Differential Association Theory
This theory “formulates the process as one whereby criminal behavior is learned in association with those who have criminal attitudes and values, as compared to associations with those who have noncriminal attitudes and values.” (Jeffery, 1995, p. 294) The learning theory implies that the behavior is connected to the long-term environment of the person, known as classical conditioning. This is a very obvious reason why some people are prone to criminal activity over others. If a young person is raised in an atmosphere where the law is not respected, where the law is outright disregarded, and where there is teaching on how to break the law, then it is not likely this person would be able to fit into a law-abiding society.

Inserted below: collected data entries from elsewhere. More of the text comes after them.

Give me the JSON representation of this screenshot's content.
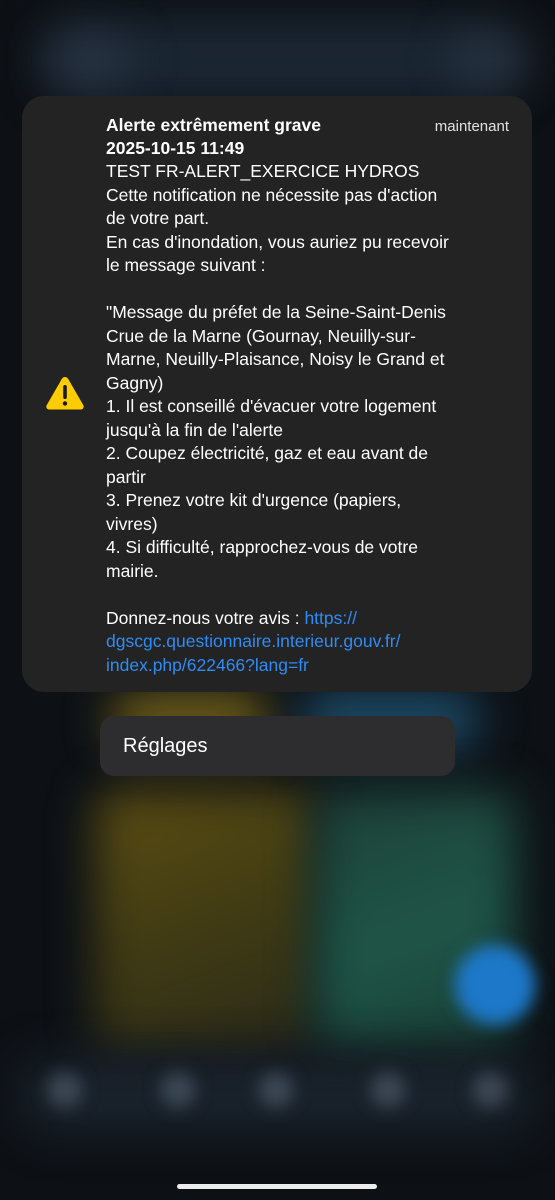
{
  "alert": {
    "title": "Alerte extrêmement grave",
    "time_label": "maintenant",
    "datetime": "2025-10-15 11:49",
    "lines": [
      "TEST FR-ALERT_EXERCICE HYDROS",
      "Cette notification ne nécessite pas d'action",
      "de votre part.",
      "En cas d'inondation, vous auriez pu recevoir",
      "le message suivant :",
      "",
      "\"Message du préfet de la Seine-Saint-Denis",
      "Crue de la Marne (Gournay, Neuilly-sur-",
      "Marne, Neuilly-Plaisance, Noisy le Grand et",
      "Gagny)",
      "1. Il est conseillé d'évacuer votre logement",
      "jusqu'à la fin de l'alerte",
      "2. Coupez électricité, gaz et eau avant de",
      "partir",
      "3. Prenez votre kit d'urgence (papiers,",
      "vivres)",
      "4. Si difficulté, rapprochez-vous de votre",
      "mairie.",
      ""
    ],
    "feedback_prefix": "Donnez-nous votre avis : ",
    "link_part1": "https://",
    "link_part2": "dgscgc.questionnaire.interieur.gouv.fr/",
    "link_part3": "index.php/622466?lang=fr",
    "icon": "warning-triangle-icon"
  },
  "menu": {
    "settings_label": "Réglages"
  },
  "colors": {
    "card_bg": "#232323",
    "link": "#2f8cf4",
    "warning": "#ffcc00"
  }
}
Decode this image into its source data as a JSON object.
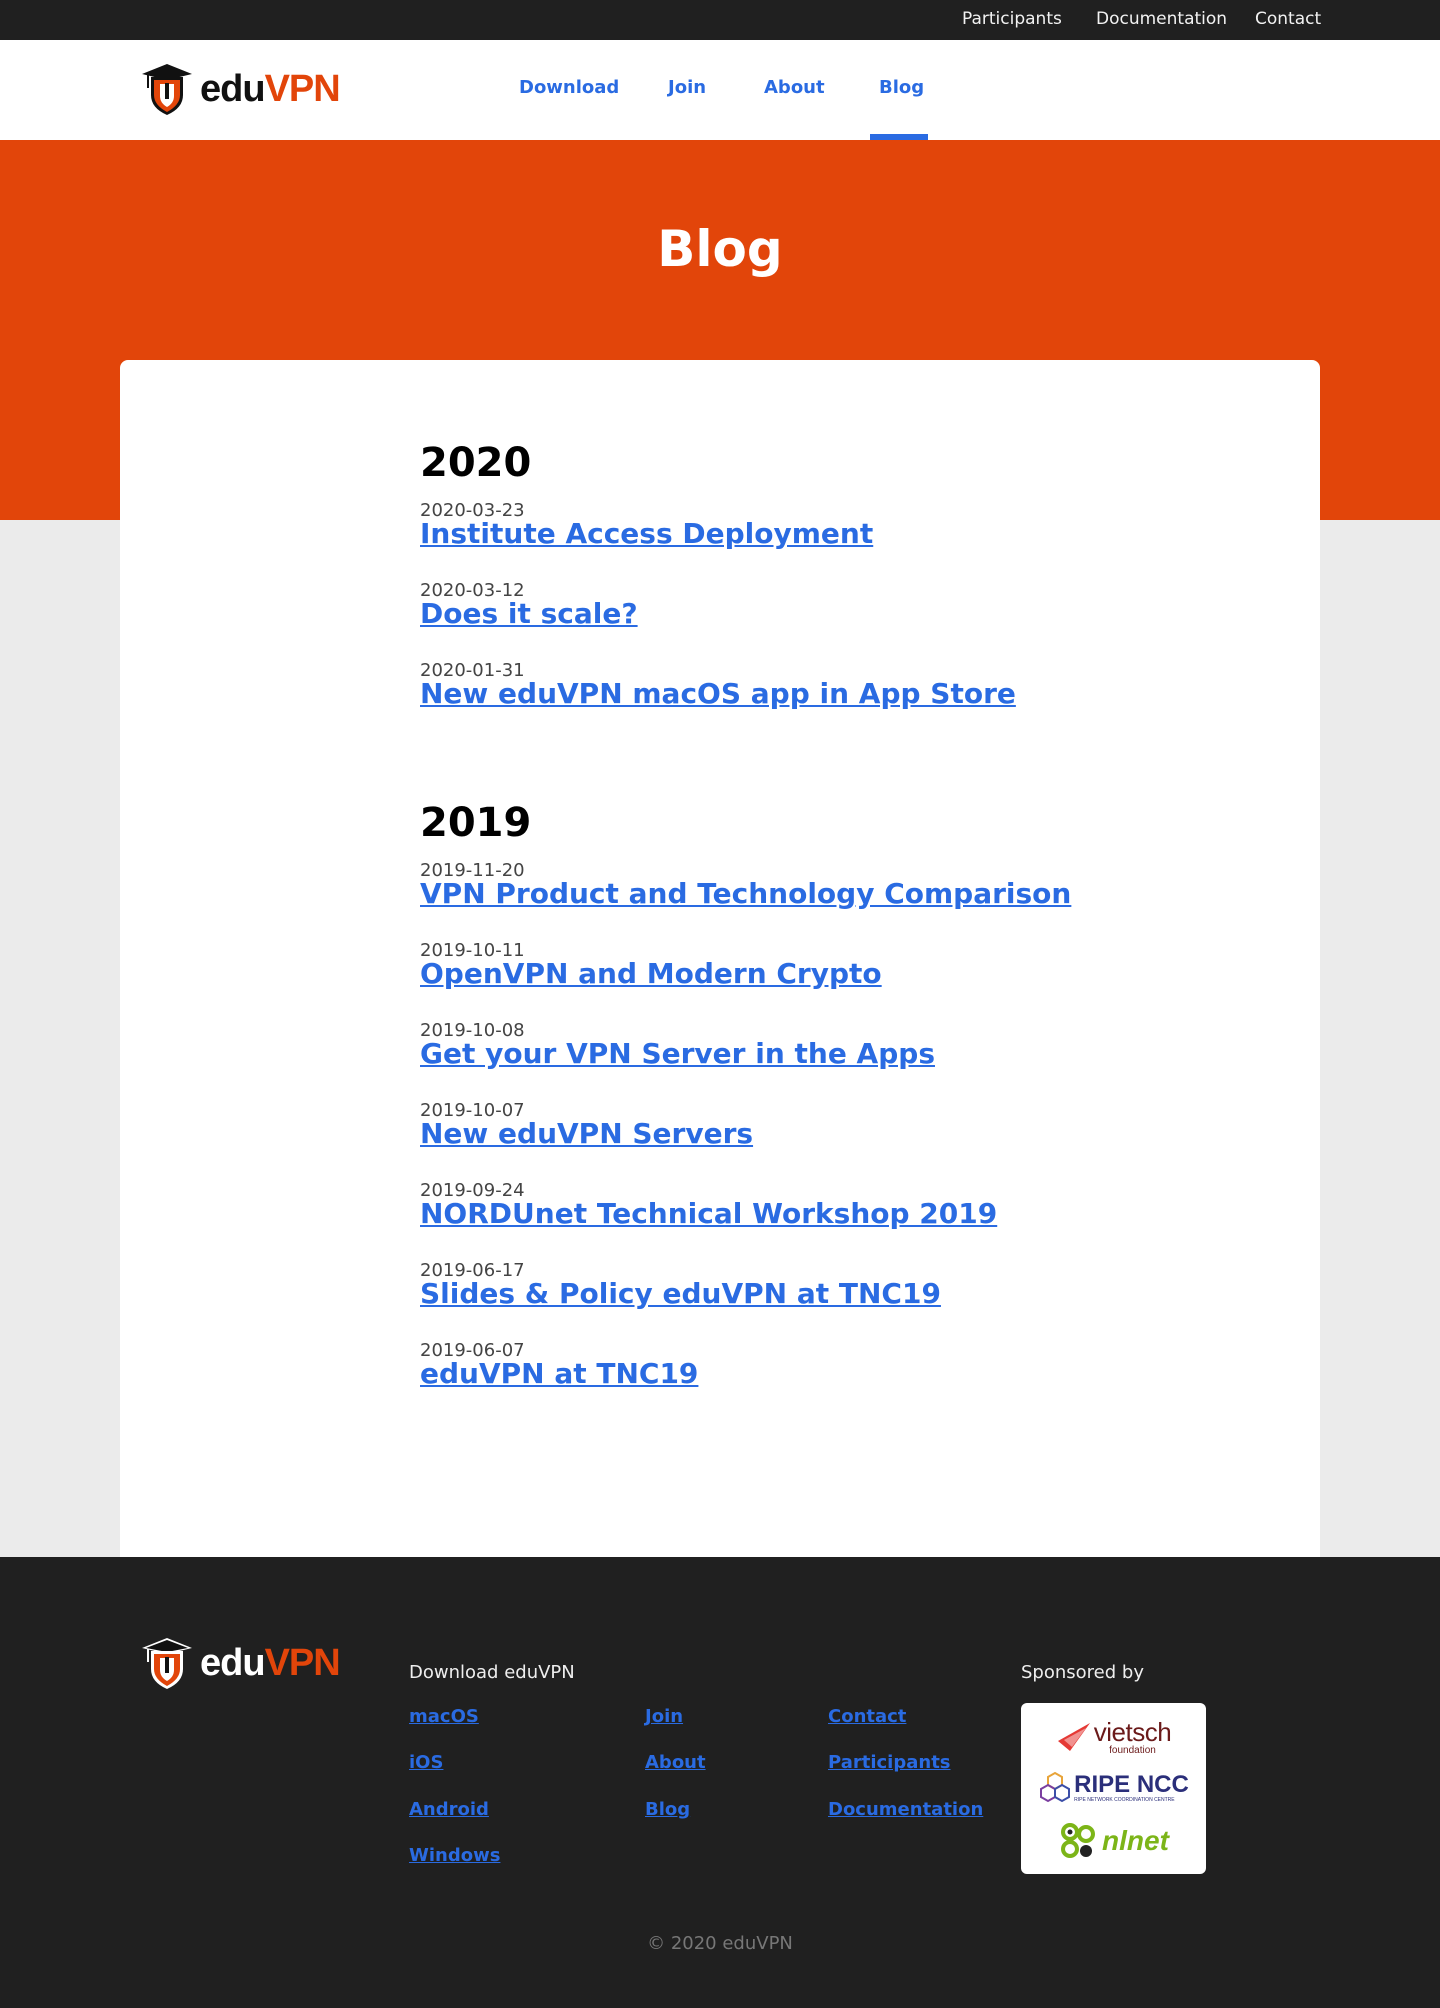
{
  "topbar": {
    "links": [
      "Participants",
      "Documentation",
      "Contact"
    ]
  },
  "brand": {
    "edu": "edu",
    "vpn": "VPN"
  },
  "nav": {
    "items": [
      "Download",
      "Join",
      "About",
      "Blog"
    ],
    "active": "Blog"
  },
  "hero": {
    "title": "Blog"
  },
  "blog": {
    "sections": [
      {
        "year": "2020",
        "posts": [
          {
            "date": "2020-03-23",
            "title": "Institute Access Deployment"
          },
          {
            "date": "2020-03-12",
            "title": "Does it scale?"
          },
          {
            "date": "2020-01-31",
            "title": "New eduVPN macOS app in App Store"
          }
        ]
      },
      {
        "year": "2019",
        "posts": [
          {
            "date": "2019-11-20",
            "title": "VPN Product and Technology Comparison"
          },
          {
            "date": "2019-10-11",
            "title": "OpenVPN and Modern Crypto"
          },
          {
            "date": "2019-10-08",
            "title": "Get your VPN Server in the Apps"
          },
          {
            "date": "2019-10-07",
            "title": "New eduVPN Servers"
          },
          {
            "date": "2019-09-24",
            "title": "NORDUnet Technical Workshop 2019"
          },
          {
            "date": "2019-06-17",
            "title": "Slides & Policy eduVPN at TNC19"
          },
          {
            "date": "2019-06-07",
            "title": "eduVPN at TNC19"
          }
        ]
      }
    ]
  },
  "footer": {
    "download_heading": "Download eduVPN",
    "col1": [
      "macOS",
      "iOS",
      "Android",
      "Windows"
    ],
    "col2": [
      "Join",
      "About",
      "Blog"
    ],
    "col3": [
      "Contact",
      "Participants",
      "Documentation"
    ],
    "sponsored_heading": "Sponsored by",
    "sponsors": {
      "vietsch": "vietsch",
      "vietsch_sub": "foundation",
      "ripe": "RIPE NCC",
      "ripe_sub": "RIPE NETWORK COORDINATION CENTRE",
      "nlnet": "nlnet"
    },
    "copyright": "© 2020 eduVPN"
  },
  "colors": {
    "accent_orange": "#e2450a",
    "link_blue": "#2a6be2",
    "dark": "#202020",
    "page_bg": "#ebebeb"
  }
}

Many theories have been established in an effort to label behavior characteristics in hopes of understanding, anticipating, and changing criminal behavior. Trying to understand a person’s motives for their behavior can be complex. There are many offenders, if asked, who would not be able to tell you exactly why they did what they did. There are things in our own lives, noncriminal, of course, that we may not be able to explain the root reasons why we do or don’t do certain things. It is important to understand these theories when working within the criminal justice system. Part of the role of the criminal justice system is to prevent and deter criminal activity. These theories can provide insight into what type of prevention and intervention programs can be created to help the community.
- Greene, E., Heilbrun, K., & Wrightsman, L. S. (2019). Wrightsman’s Psychology and the Legal System (9th ed.). Boston, MA, USA: Cengage. Retrieved from https://purdueuniversityglobal.vitalsource.com/#/books/9781337672412/cfi/24!/4/2@100:0.00
- iResearchNet. (2016, January 18). Attribution theory in social psychology. Retrieved January 20, 2020, from https://psychology.iresearchnet.com/social-psychology/social-psychology-theories/attribution-theory/
- Jeffery, C. R. (1995). Criminal behavior and learning theory. Contemporary Masters in Criminology, 56(3), 175–186. doi: 10.1007/978-1-4757-9829-6_11
- Kessler, E. H. (2013). Encyclopedia of management theory (Vol. 2). Los Angeles, CA: Sage.